November sales disappoint retailers

Customers pick through clothes at Forever 21 at Potomac Mills on the day after Thanksgiving.
Customers pick through clothes at Forever 21 at Potomac Mills on the day after Thanksgiving. (Richard A. Lipski/washington Post)
Buy Photo
By Ylan Q. Mui
Washington Post Staff Writer
Friday, December 4, 2009

The hordes of Black Friday shoppers weren't enough to save retailers from dispiriting November sales, according to company data released Thursday.

About 30 national chains reported monthly sales at established stores on Thursday, a key measure of the industry's health. Several chains, including Costco and J.C. Penney, performed worse than analysts expected. Retailers said that unseasonably warm weather dampened sales at the beginning of the month. In addition, shoppers saved their cash for post-Thanksgiving deals.

"It was a month that disappointed us and, I think, the industry," said Michael Niemira, chief economist for the International Council of Shopping Centers, a trade group.

The ICSC showed that same-store sales -- which measures results at stores open at least a year -- fell 0.3 percent in November from a year ago, reversing two months of solid growth. Department stores fared the worst, plunging 4.5 percent. At Macy's, where sales dropped 6.1 percent, executives said they expect some of November's sales to shift to December because of changes to its promotional schedule and because December includes an extra selling day. Still, the company acknowledged that traffic the weekend after Thanksgiving was weaker than expected despite a strong Black Friday.

The post-Thanksgiving shopping bonanza is the traditional kickoff for holiday sales, and the November results gave the first hint of how the crucial season will fare. Frank Badillo, a senior economist at Retail Forward, said the figures show consumers are beginning to loosen their purse strings -- but only for a deal. About 43 percent of shoppers plan to spend less this holiday season, a smaller percentage than last year but substantially more than in 2007, according to the consulting firm. Badillo said consumers are holding fast to their newfound frugality even as some sectors of the economy begin to show signs of life.

"Those are the behaviors we've seen ingrained over past months," he said.

Discount stores once again performed better than other retail sectors, pulling off a 0.6 percent increase in November sales, according to ICSC. TJX, which owns TJ Maxx and Marshall's, jumped 8 percent, while Kohl's sales rose 3.3 percent.

But Target reported that sales declined 1.5 percent in November, below the cheap chic retailer's expectations. Still, chief executive Gregg Steinhafel said the number of transactions increased and online sales were strong, encouraging signs for the remainder of the holiday season.

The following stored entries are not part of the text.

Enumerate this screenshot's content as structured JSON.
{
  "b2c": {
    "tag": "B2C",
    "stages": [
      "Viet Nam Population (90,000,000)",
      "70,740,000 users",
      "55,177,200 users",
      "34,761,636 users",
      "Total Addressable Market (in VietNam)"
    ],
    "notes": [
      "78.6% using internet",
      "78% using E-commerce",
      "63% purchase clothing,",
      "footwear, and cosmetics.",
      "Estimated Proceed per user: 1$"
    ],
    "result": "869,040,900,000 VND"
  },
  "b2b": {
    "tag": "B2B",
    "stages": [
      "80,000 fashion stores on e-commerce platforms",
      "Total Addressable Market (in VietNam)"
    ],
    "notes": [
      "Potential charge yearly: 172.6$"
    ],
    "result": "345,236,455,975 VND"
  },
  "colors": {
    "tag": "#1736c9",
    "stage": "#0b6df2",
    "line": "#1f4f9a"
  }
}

November sales results for the entire retail industry, which are expected on Dec. 11, could paint a rosier picture, Niemira said. Wal-Mart, the world's largest retailer, does not report monthly same-store sales and has been a strong performer in the economic downturn. In addition, Thursday's results are not a good measure of online retailers, which have held up better than their bricks-and-mortar counterparts. Electronics chains such as Best Buy, among the top Black Friday shopping destinations, also were not captured.

"Lots of unknowns remain," Niemira said.

Still, Stephen Hoch, director of the Jay H. Baker Retailing Initiative at the Wharton School of the University of Pennsylvania, said retailers have braced themselves for lackluster sales. After last year's dismal holiday season, the industry shuttered poorly performing stores, slashed jobs and reduced inventory to cut costs. That should allow stores to preserve their profit margins even if consumer demand remains weak, he said.

"Most retailers are going to say the top line stinks, but we did okay with the bottom line," Hoch said.